Membangun Etika Negara Demokrasi

DR. Pieter C. Zulkifli

Hukum tidak boleh tunduk dan patuh pada kekuasaan politik. Kekuasaan politiklah yang harus tunduk dan patuh pada hukum. Ini adalah sikap dasar hidup bernegara yang benar.

KEKUASAAN harus digapai dan dipertahankan, meski harus membuang bab etika ke tong sampah. Demikian filsuf era Renaisans, Nicollo Machiavelli, berujar dalam salah satu adikaryanya, Il Principe (Sang Pangeran). Meski terdengar begitu miris, tapi feomena itulah yang terjadi hingga abad milenial sekarang.

Mengambil contoh kancah perpolitikan di Tanah Air, di tingkat nasional hingga di tingkat daerah, masih banyak ditemukan praktik tidak bermoral yang dilakukan para elite. Kita bisa melihat begitu banyak Bupati, Walikota, Gubernur, bahkan Menteri menjadi tersangka korupsi, kemudian menjadi penghuni rutan. Demikian pula dengan anggota DPR/D baik yang masih bertugas maupun yang purna tugas.

Immanuel Kant, seorang filosof Jerman menggambarkan sifat orang-orang yang terjun dalam dunia politik dengan dua watak binatang, yaitu merpati dan ular. Merpati digunakan sebagai gambaran politisi yang memiliki watak dan sikap yang lembut serta penuh kemuliaan dalam memperjuangkan idealisme. Sedangkan ular merupakan gambaran bagi politisi yang licik dan jahat, serta selalu berupaya untuk memangsa merpati. Dua sifat ini tak jarang bersemayam dalam tubuh satu orang politisi. Dan apesnya, justru sifat ular yang lebih dominan.

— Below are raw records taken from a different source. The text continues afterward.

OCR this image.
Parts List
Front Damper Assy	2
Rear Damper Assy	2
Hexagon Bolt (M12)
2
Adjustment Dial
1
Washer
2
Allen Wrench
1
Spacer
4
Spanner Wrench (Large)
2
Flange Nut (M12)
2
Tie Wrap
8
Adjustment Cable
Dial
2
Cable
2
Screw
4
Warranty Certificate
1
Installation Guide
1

Idealnya, tidak ada politik tanpa meninggikan etika. Etika politik ialah prinsip moral tentang baik-buruk dalam tindakan atau perilaku berpolitik dan bernegara. Dalam pengertian lain, etika merupakan landasan dari keseluruhan proses politik untuk mengejawantahkan ideologi negara yang luhur ke dalam realitas masyarakat.

Akibatnya akan fatal bila politik dibiarkan berjalan dengan menihilkan etika. Keadaban dan kesantunan menghilang, diganti keberingasan demi sekadar menggapai kemenangan. Politik tak lagi memiliki dimensi untuk menyejahterakan rakyat karena hanya dimaknai sempit demi memenangi kekuasaan. Politik diselewengkan dengan membenarkan segala cara untuk mencapai tujuan.

Romo Franz Magniz Suseno pernah menuliskan, sebagai anak bangsa, kita perlu mengingatkan para politikus yang berkuasa bahwa kekuasaan yang berdasarkan pada kebrutalan dan kelicikan dengan sendirinya akan rapuh. Praktik-praktik politik tanpa etika akan menghasilkan generasi yang akan meniru cara politik segala cara. Kekuasaan yang direbut dengan segala cara, akan jatuh dengan segala cara. Bila hal ini diteruskan, akan menjadi kultur “politik segala cara” yang berbahaya bagi kehidupan berbangsa.

Tentu kita semua masih menyimpan harapan dan optimisme bahwa politik di Indonesia makin beretika sekaligus dewasa. Semua elemen bangsa ini mesti bergerak bersama mewujudkan politik yang santun, bermartabat, dan menjunjung tinggi keberadaban.

Pada akhirnya, prestasi demokrasi di sebuah negara hanya dapat diwujudkan bila mampu membangun politik, hukum, dan ekonomi yang bermartabat. Dan hukum tidak boleh patuh dan tunduk pada kekuasaan politik.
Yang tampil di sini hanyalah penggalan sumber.